Ruangan itu sebenarnya nggak nyeremin kaya lorong rumah sakit yang ada suster ngesotnya. Nggak juga kaya rumah yang sering dipake syuting film horor. Namun, hawanya lebih serem dari itu semua.
Sandi sih biasanya aja. Dia nggak ada takut-takutnya sama Bu Sinta. Otak Sandi encer. Bisa memahami coretan penuh imajinasi dari Bu Sinta. Alhasil, dua kali bimbingan, dia sudah bisa acc.

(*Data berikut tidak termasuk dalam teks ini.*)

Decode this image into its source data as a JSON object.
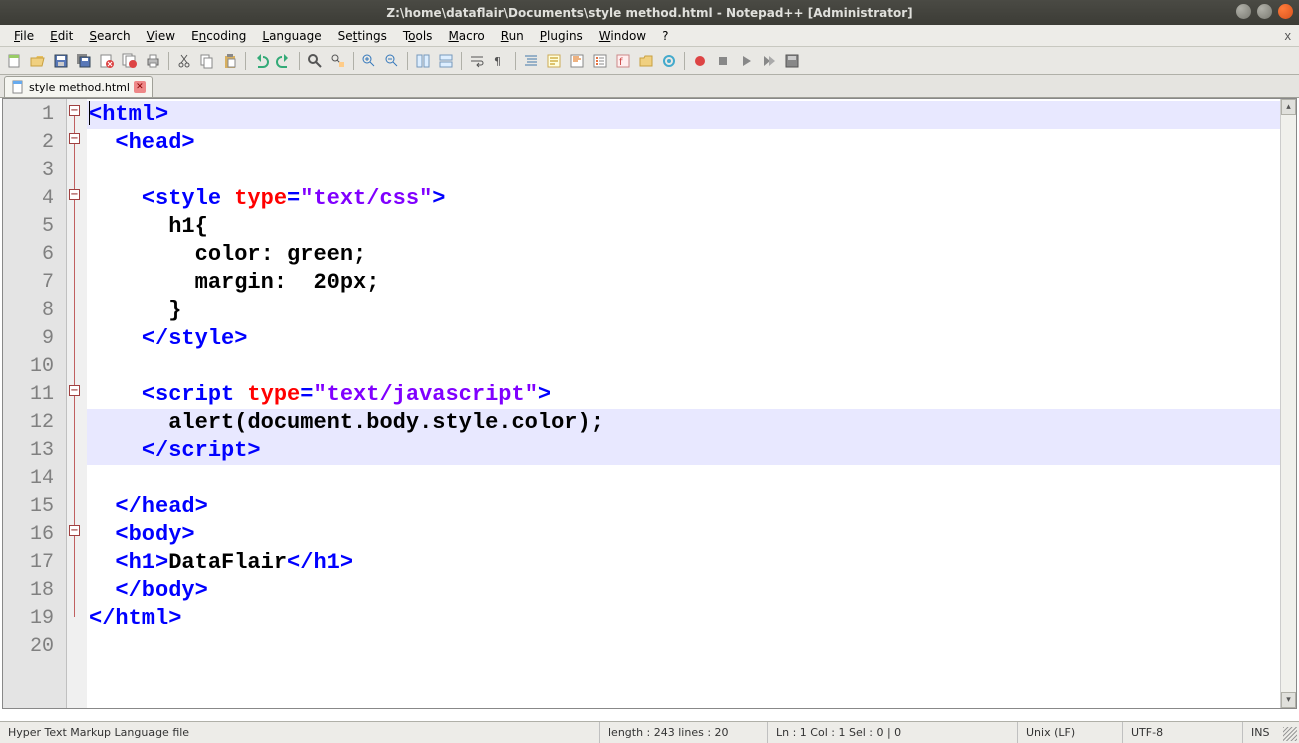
{
  "window": {
    "title": "Z:\\home\\dataflair\\Documents\\style method.html - Notepad++ [Administrator]"
  },
  "menu": {
    "file": "File",
    "edit": "Edit",
    "search": "Search",
    "view": "View",
    "encoding": "Encoding",
    "language": "Language",
    "settings": "Settings",
    "tools": "Tools",
    "macro": "Macro",
    "run": "Run",
    "plugins": "Plugins",
    "window": "Window",
    "help": "?"
  },
  "tab": {
    "filename": "style method.html"
  },
  "lines": [
    "1",
    "2",
    "3",
    "4",
    "5",
    "6",
    "7",
    "8",
    "9",
    "10",
    "11",
    "12",
    "13",
    "14",
    "15",
    "16",
    "17",
    "18",
    "19",
    "20"
  ],
  "code": {
    "l1": {
      "a": "<html>"
    },
    "l2": {
      "a": "<head>"
    },
    "l4": {
      "a": "<style",
      "b": " type",
      "c": "=",
      "d": "\"text/css\"",
      "e": ">"
    },
    "l5": {
      "a": "h1{"
    },
    "l6": {
      "a": "color: green;"
    },
    "l7": {
      "a": "margin:  20px;"
    },
    "l8": {
      "a": "}"
    },
    "l9": {
      "a": "</style>"
    },
    "l11": {
      "a": "<script",
      "b": " type",
      "c": "=",
      "d": "\"text/javascript\"",
      "e": ">"
    },
    "l12": {
      "a": "alert",
      "b": "(",
      "c": "document.body.style.color",
      "d": ");"
    },
    "l13": {
      "a": "</script>"
    },
    "l15": {
      "a": "</head>"
    },
    "l16": {
      "a": "<body>"
    },
    "l17": {
      "a": "<h1>",
      "b": "DataFlair",
      "c": "</h1>"
    },
    "l18": {
      "a": "</body>"
    },
    "l19": {
      "a": "</html>"
    }
  },
  "status": {
    "filetype": "Hyper Text Markup Language file",
    "length": "length : 243    lines : 20",
    "pos": "Ln : 1    Col : 1    Sel : 0 | 0",
    "eol": "Unix (LF)",
    "enc": "UTF-8",
    "mode": "INS"
  }
}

"Kalo masuk nanti, sekalian ngambil skripsimu," saran Sandi.
Aku meliriknya tajam. Ingin kutelan saja anak itu bulat-bulat. Sial, ah, pokoknya kalo ketemu dosen kaya gini, bukan takut dimarahin, males. Malesss banget, asli. Semua dendam, memuncak dan butuh pelampiasan.
"Tunggu bentar," tahanku.
Aku menahan Sandi di ujung tangga lantai dua. Tepat di samping kiri adalah ruangan Bu Sinta. Begitu kaki kami menapak lantai ruangan itu, sudah tercium aroma kami oleh Bu Sinta.
"Ngapain?"
"Nyiapin mental lah! Tunggu bentar aja sih!"
Aku memejamkan mata, khusyuk berdoa.
Ya Allah, kali ini saja, jadikan aku Hellboy sungguhan. Beri aku kekuatan. Kekuatan menghadapi kekejian di dunia ini.
"Ok, siap!"
Sandi menggeleng. Mungkin baru tersadar punya sahabat seaneh diriku.
Dia melangkah lebih dulu, disusul diriku. Pintu ruangan Bu Sinta diketuk Sandi perlahan sambil mengucapkan salam tak lupa dibubuhi nama, status kemahasiswaan, jurusan, dan tahun angkatan sebagai password memasuki ruangan.
Tak lama suara Bu Sinta terdengar mengizinkan kami masuk. Saat aku masuk, kutangkap wajah syok seperti bertemu mantan saat kondangan.
"Ngapain?" tanya Bu Sinta tanpa basa-basi.